Volume 5, Number 12 September 2015
Well, Joaquin isn't going to break the streak. While this is being written, Joaquin is a category 4 hurricane in the Atlantic but -- after taking a right-hand turn -- it has almost no chance of coming ashore along the U.S. East Coast.
If Joaquin had come ashore as a category 3 or stronger hurricane, it would have broken our almost ten-year streak without a major hurricane hitting the U.S. The last major hurricane to hit the continental U.S. was also the most intense tropical cyclone ever recorded in the Atlantic basin: Hurricane Wilma in October 2005. The tenth anniversary of Wilma arriving in south Florida will be Oct. 24.

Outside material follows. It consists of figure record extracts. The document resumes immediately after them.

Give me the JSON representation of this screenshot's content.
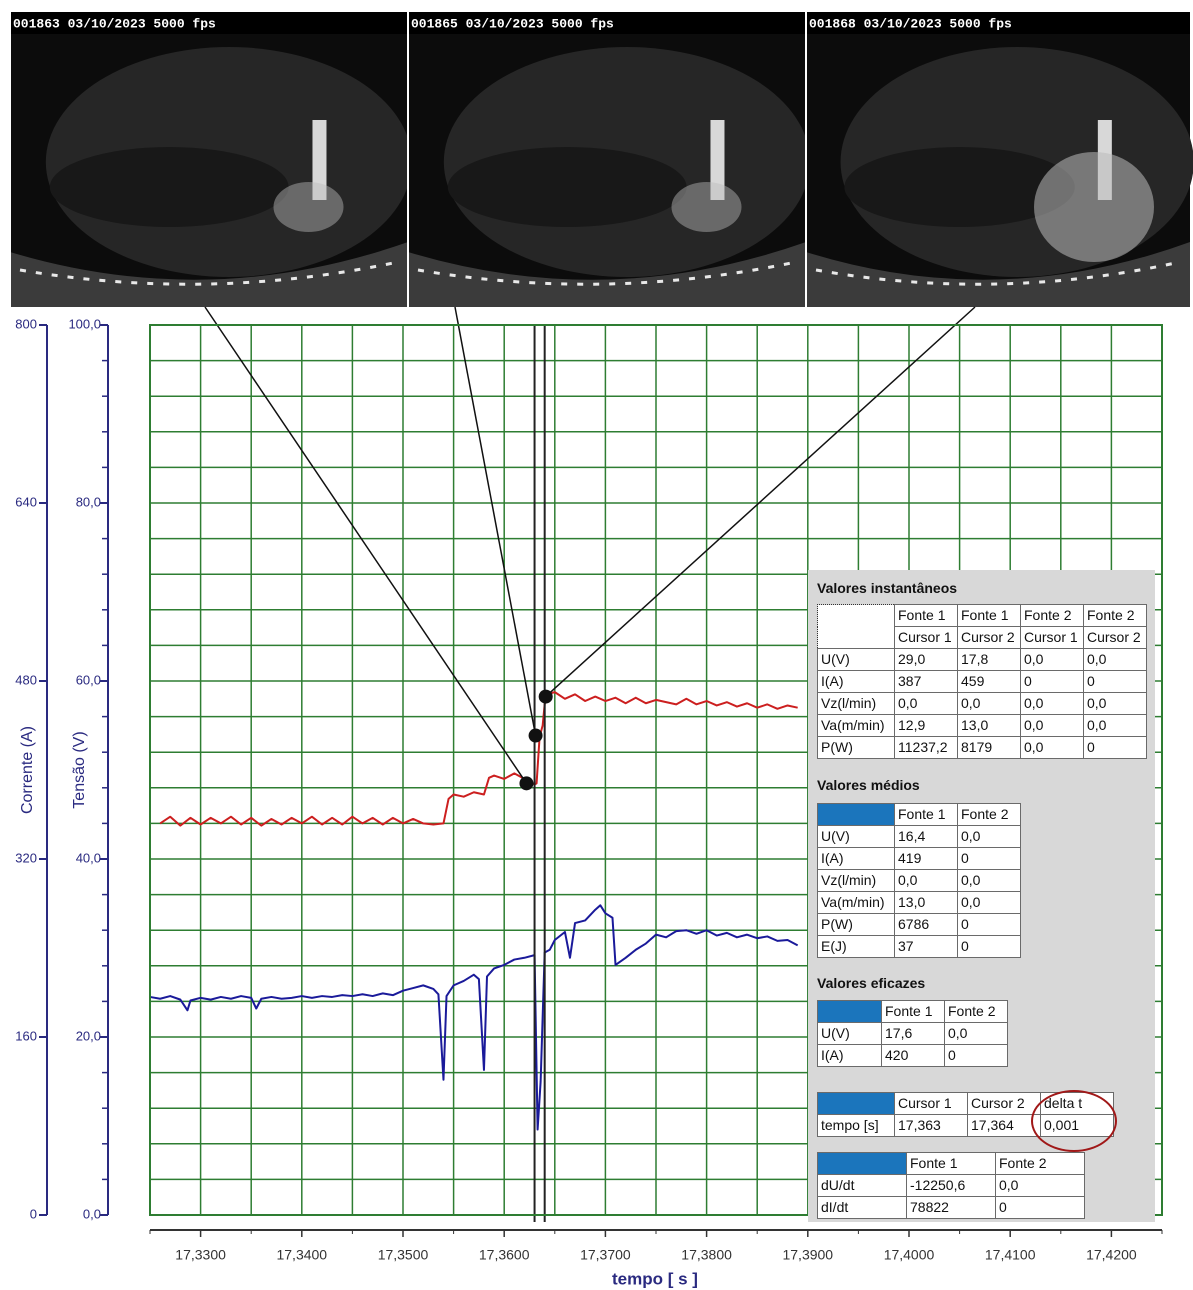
{
  "frames": [
    {
      "label": "001863 03/10/2023 5000 fps"
    },
    {
      "label": "001865 03/10/2023 5000 fps"
    },
    {
      "label": "001868 03/10/2023 5000 fps"
    }
  ],
  "chart_data": {
    "type": "line",
    "xlabel": "tempo [ s ]",
    "ylabel": "Corrente (A)",
    "y2label": "Tensão (V)",
    "xlim": [
      17.325,
      17.425
    ],
    "xticks": [
      {
        "value": 17.33,
        "label": "17,3300"
      },
      {
        "value": 17.34,
        "label": "17,3400"
      },
      {
        "value": 17.35,
        "label": "17,3500"
      },
      {
        "value": 17.36,
        "label": "17,3600"
      },
      {
        "value": 17.37,
        "label": "17,3700"
      },
      {
        "value": 17.38,
        "label": "17,3800"
      },
      {
        "value": 17.39,
        "label": "17,3900"
      },
      {
        "value": 17.4,
        "label": "17,4000"
      },
      {
        "value": 17.41,
        "label": "17,4100"
      },
      {
        "value": 17.42,
        "label": "17,4200"
      }
    ],
    "xminor": [
      17.325,
      17.335,
      17.345,
      17.355,
      17.365,
      17.375,
      17.385,
      17.395,
      17.405,
      17.415,
      17.425
    ],
    "ylim": [
      0,
      800
    ],
    "yticks": [
      0,
      160,
      320,
      480,
      640,
      800
    ],
    "y2lim": [
      0,
      100
    ],
    "y2ticks": [
      {
        "value": 0,
        "label": "0,0"
      },
      {
        "value": 20,
        "label": "20,0"
      },
      {
        "value": 40,
        "label": "40,0"
      },
      {
        "value": 60,
        "label": "60,0"
      },
      {
        "value": 80,
        "label": "80,0"
      },
      {
        "value": 100,
        "label": "100,0"
      }
    ],
    "y2minor": [
      4,
      8,
      12,
      16,
      24,
      28,
      32,
      36,
      44,
      48,
      52,
      56,
      64,
      68,
      72,
      76,
      84,
      88,
      92,
      96
    ],
    "grid": true,
    "grid_color": "#2e7d32",
    "axis_color": "#2a2a80",
    "cursors": [
      17.363,
      17.364
    ],
    "highlights": {
      "x": [
        17.3622,
        17.3631,
        17.3641
      ],
      "values": [
        388,
        431,
        466
      ]
    },
    "series": [
      {
        "color": "#cc1f1f",
        "axis": "y",
        "x": [
          17.326,
          17.327,
          17.328,
          17.329,
          17.33,
          17.331,
          17.332,
          17.333,
          17.334,
          17.335,
          17.336,
          17.337,
          17.338,
          17.339,
          17.34,
          17.341,
          17.342,
          17.343,
          17.344,
          17.345,
          17.346,
          17.347,
          17.348,
          17.349,
          17.35,
          17.351,
          17.352,
          17.353,
          17.354,
          17.3545,
          17.355,
          17.356,
          17.357,
          17.358,
          17.3585,
          17.359,
          17.36,
          17.361,
          17.362,
          17.363,
          17.3632,
          17.3635,
          17.3638,
          17.364,
          17.3642,
          17.365,
          17.366,
          17.367,
          17.368,
          17.369,
          17.37,
          17.371,
          17.372,
          17.373,
          17.374,
          17.375,
          17.376,
          17.377,
          17.378,
          17.379,
          17.38,
          17.381,
          17.382,
          17.383,
          17.384,
          17.385,
          17.386,
          17.387,
          17.388,
          17.389
        ],
        "values": [
          352,
          358,
          350,
          357,
          351,
          357,
          352,
          358,
          351,
          357,
          350,
          356,
          351,
          357,
          352,
          358,
          351,
          357,
          351,
          358,
          352,
          357,
          351,
          357,
          352,
          356,
          352,
          351,
          352,
          374,
          378,
          376,
          380,
          378,
          393,
          395,
          392,
          397,
          392,
          387,
          388,
          430,
          440,
          459,
          468,
          470,
          464,
          468,
          462,
          466,
          462,
          465,
          460,
          465,
          460,
          463,
          461,
          459,
          464,
          459,
          462,
          458,
          461,
          457,
          460,
          456,
          459,
          455,
          458,
          456
        ]
      },
      {
        "color": "#1a1a9a",
        "axis": "y2",
        "x": [
          17.325,
          17.326,
          17.327,
          17.328,
          17.3287,
          17.329,
          17.33,
          17.331,
          17.332,
          17.333,
          17.334,
          17.335,
          17.3355,
          17.336,
          17.337,
          17.338,
          17.339,
          17.34,
          17.341,
          17.342,
          17.343,
          17.344,
          17.345,
          17.346,
          17.347,
          17.348,
          17.349,
          17.35,
          17.351,
          17.352,
          17.353,
          17.3535,
          17.354,
          17.3543,
          17.355,
          17.356,
          17.357,
          17.3575,
          17.358,
          17.3583,
          17.359,
          17.36,
          17.361,
          17.362,
          17.363,
          17.3633,
          17.3636,
          17.364,
          17.3645,
          17.365,
          17.366,
          17.3665,
          17.367,
          17.368,
          17.369,
          17.3695,
          17.37,
          17.3707,
          17.371,
          17.372,
          17.373,
          17.374,
          17.375,
          17.376,
          17.377,
          17.378,
          17.379,
          17.38,
          17.381,
          17.382,
          17.383,
          17.384,
          17.385,
          17.386,
          17.387,
          17.388,
          17.389
        ],
        "values": [
          24.5,
          24.3,
          24.6,
          24.2,
          23.0,
          24.1,
          24.4,
          24.2,
          24.5,
          24.3,
          24.6,
          24.4,
          23.2,
          24.3,
          24.5,
          24.3,
          24.4,
          24.6,
          24.4,
          24.6,
          24.5,
          24.7,
          24.6,
          24.8,
          24.6,
          24.9,
          24.7,
          25.2,
          25.5,
          25.8,
          25.4,
          24.8,
          15.2,
          24.6,
          25.8,
          26.3,
          27.0,
          26.5,
          16.3,
          26.8,
          27.7,
          28.1,
          28.7,
          28.9,
          29.2,
          9.6,
          15,
          29.5,
          29.8,
          30.9,
          31.8,
          28.9,
          32.8,
          33.1,
          34.3,
          34.8,
          33.9,
          33.4,
          28.1,
          28.9,
          29.8,
          30.5,
          31.5,
          31.2,
          31.9,
          32.0,
          31.6,
          32.0,
          31.4,
          31.7,
          31.2,
          31.5,
          31.1,
          31.3,
          30.8,
          30.9,
          30.3
        ]
      }
    ]
  },
  "panel": {
    "instant": {
      "title": "Valores instantâneos",
      "columns": [
        "Fonte 1",
        "Fonte 1",
        "Fonte 2",
        "Fonte 2"
      ],
      "subcolumns": [
        "Cursor 1",
        "Cursor 2",
        "Cursor 1",
        "Cursor 2"
      ],
      "rows": [
        [
          "U(V)",
          "29,0",
          "17,8",
          "0,0",
          "0,0"
        ],
        [
          "I(A)",
          "387",
          "459",
          "0",
          "0"
        ],
        [
          "Vz(l/min)",
          "0,0",
          "0,0",
          "0,0",
          "0,0"
        ],
        [
          "Va(m/min)",
          "12,9",
          "13,0",
          "0,0",
          "0,0"
        ],
        [
          "P(W)",
          "11237,2",
          "8179",
          "0,0",
          "0"
        ]
      ]
    },
    "means": {
      "title": "Valores médios",
      "columns": [
        "Fonte 1",
        "Fonte 2"
      ],
      "rows": [
        [
          "U(V)",
          "16,4",
          "0,0"
        ],
        [
          "I(A)",
          "419",
          "0"
        ],
        [
          "Vz(l/min)",
          "0,0",
          "0,0"
        ],
        [
          "Va(m/min)",
          "13,0",
          "0,0"
        ],
        [
          "P(W)",
          "6786",
          "0"
        ],
        [
          "E(J)",
          "37",
          "0"
        ]
      ]
    },
    "rms": {
      "title": "Valores eficazes",
      "columns": [
        "Fonte 1",
        "Fonte 2"
      ],
      "rows": [
        [
          "U(V)",
          "17,6",
          "0,0"
        ],
        [
          "I(A)",
          "420",
          "0"
        ]
      ]
    },
    "time": {
      "columns": [
        "Cursor 1",
        "Cursor 2",
        "delta t"
      ],
      "rows": [
        [
          "tempo [s]",
          "17,363",
          "17,364",
          "0,001"
        ]
      ]
    },
    "derivatives": {
      "columns": [
        "Fonte 1",
        "Fonte 2"
      ],
      "rows": [
        [
          "dU/dt",
          "-12250,6",
          "0,0"
        ],
        [
          "dI/dt",
          "78822",
          "0"
        ]
      ]
    }
  }
}
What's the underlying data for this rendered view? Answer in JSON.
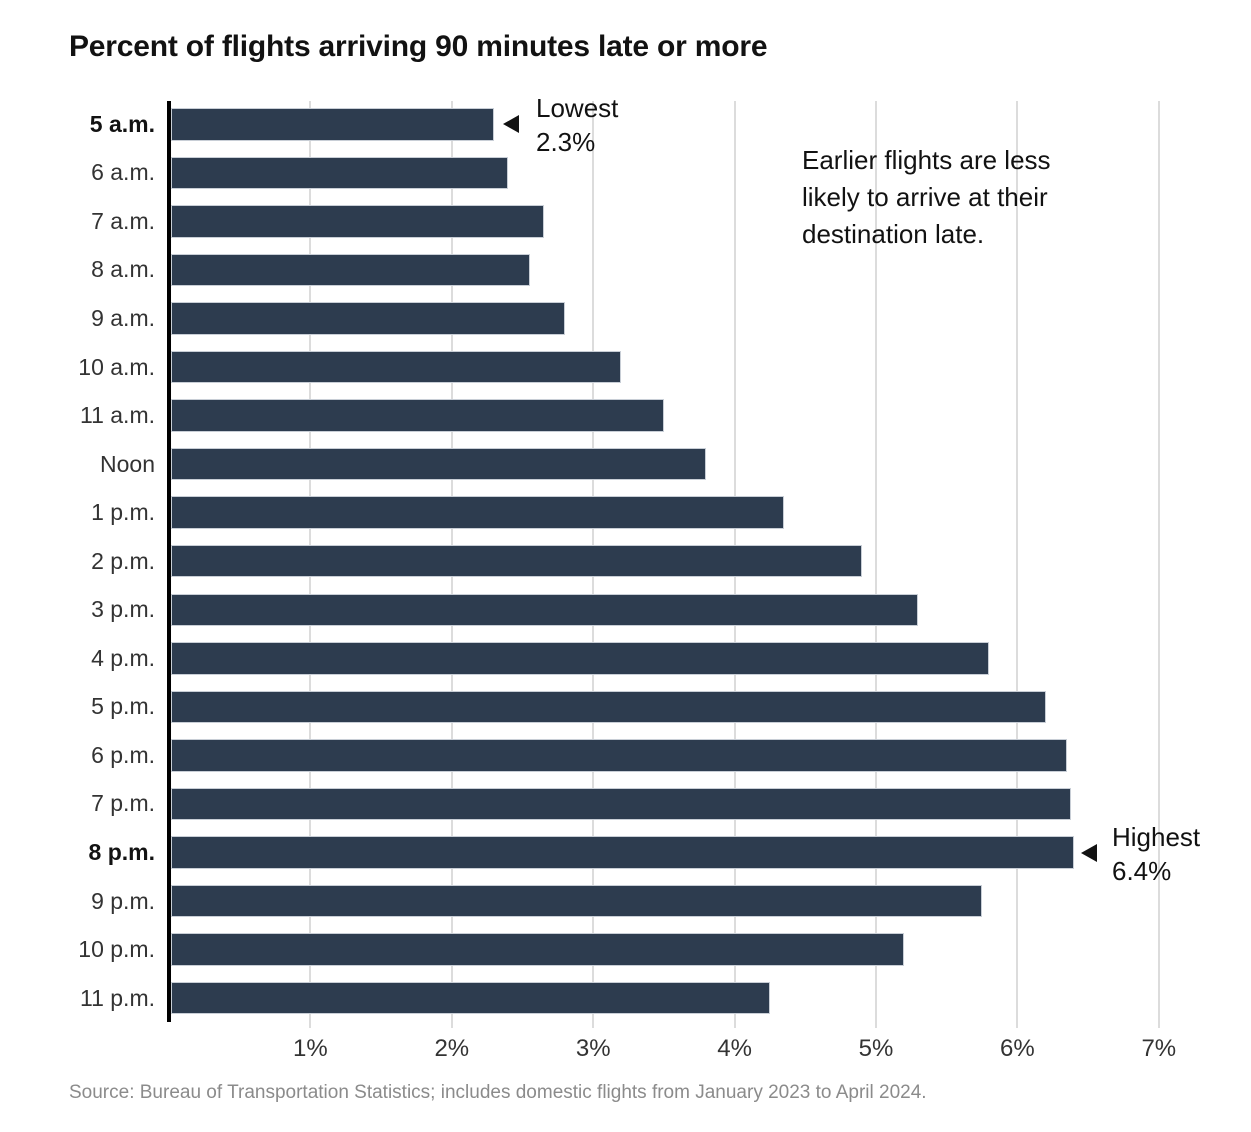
{
  "source": "Source: Bureau of Transportation Statistics; includes domestic flights from January 2023 to April 2024.",
  "note_lines": [
    "Earlier flights are less",
    "likely to arrive at their",
    "destination late."
  ],
  "colors": {
    "bar": "#2d3c4f",
    "grid": "#dcdcdc",
    "axis": "#000000",
    "text": "#121212",
    "muted_text": "#333333",
    "source_text": "#8b8b8b"
  },
  "chart_data": {
    "type": "bar",
    "orientation": "horizontal",
    "title": "Percent of flights arriving 90 minutes late or more",
    "note": "Earlier flights are less likely to arrive at their destination late.",
    "categories": [
      "5 a.m.",
      "6 a.m.",
      "7 a.m.",
      "8 a.m.",
      "9 a.m.",
      "10 a.m.",
      "11 a.m.",
      "Noon",
      "1 p.m.",
      "2 p.m.",
      "3 p.m.",
      "4 p.m.",
      "5 p.m.",
      "6 p.m.",
      "7 p.m.",
      "8 p.m.",
      "9 p.m.",
      "10 p.m.",
      "11 p.m."
    ],
    "values": [
      2.3,
      2.4,
      2.65,
      2.55,
      2.8,
      3.2,
      3.5,
      3.8,
      4.35,
      4.9,
      5.3,
      5.8,
      6.2,
      6.35,
      6.38,
      6.4,
      5.75,
      5.2,
      4.25
    ],
    "unit": "%",
    "emphasized_categories": [
      "5 a.m.",
      "8 p.m."
    ],
    "x_ticks": [
      "1%",
      "2%",
      "3%",
      "4%",
      "5%",
      "6%",
      "7%"
    ],
    "xlim": [
      0,
      7.3
    ],
    "grid": "vertical",
    "legend": "none",
    "xlabel": "",
    "ylabel": "",
    "annotations": [
      {
        "target": "5 a.m.",
        "label": "Lowest",
        "value": "2.3%"
      },
      {
        "target": "8 p.m.",
        "label": "Highest",
        "value": "6.4%"
      }
    ]
  }
}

The previous record, according to a NASA study completed last year, was a seven-year gap from 1861 to 1868.
And, while we are talking about anniversaries, we should recall that Oct. 4 was the 20th anniversary of Hurricane Opal coming ashore as a category 3 hurricane along the Florida panhandle with 115-mph winds. After causing significant damage along the coast with a 15-foot storm surge, Opal traversed the entire state of Alabama as a hurricane.
A fast-moving storm, Opal was still a weak hurricane when it hit north Alabama nearly 12 hours after coming ashore. Fort Payne and Valley Head have little experience with hurricanes. Opal was downgraded to a tropical storm as it crossed over into Tennessee.
Opal and its tropical warm, wet air flow the day before landfall contributed significantly to the wettest October in Alabama's 100+ year climate record. Statewide, the average rainfall for October 1995 was 9.30 inches. The October norm is 2.9 inches.
Some parts of the state saw tremendous amounts of rain. The Birmingham
weather office recorded almost seven inches of rain on Oct. 3 and another three inches the following day. Clanton, Fort Payne, Valley Head, Selma, Sylacauga and Walnut Hill each received more than six inches of rain.
The storm caused more than $100 million in damages across the state and left more than 2.5 million people without electricity. All of this earned Hurricane Opal a spot on the Birmingham NWS Weather Forecast Office's "Top 10" weather events of the 20th century.
The storm system that moved across south Alabama in late September isn't likely to make the 21st century's top 10 list (we should get so lucky), but it was wet and caused some notable flooding. The solitary CoCoRAHS volunteer in Houston County reported 12.35 inches of rain for the month, while volunteers in Mobile reported between 5.76 and 8.59 inches of rain over a five-day period. Gulf Shores reported as much as 7.54 inches, and Foley 6.02 inches.
While we wait to see what the rest of October has in store, we will keep our eyes on Joaquin, and remember that it isn't too late in the year for hurricanes and tropical systems to disturb our weather.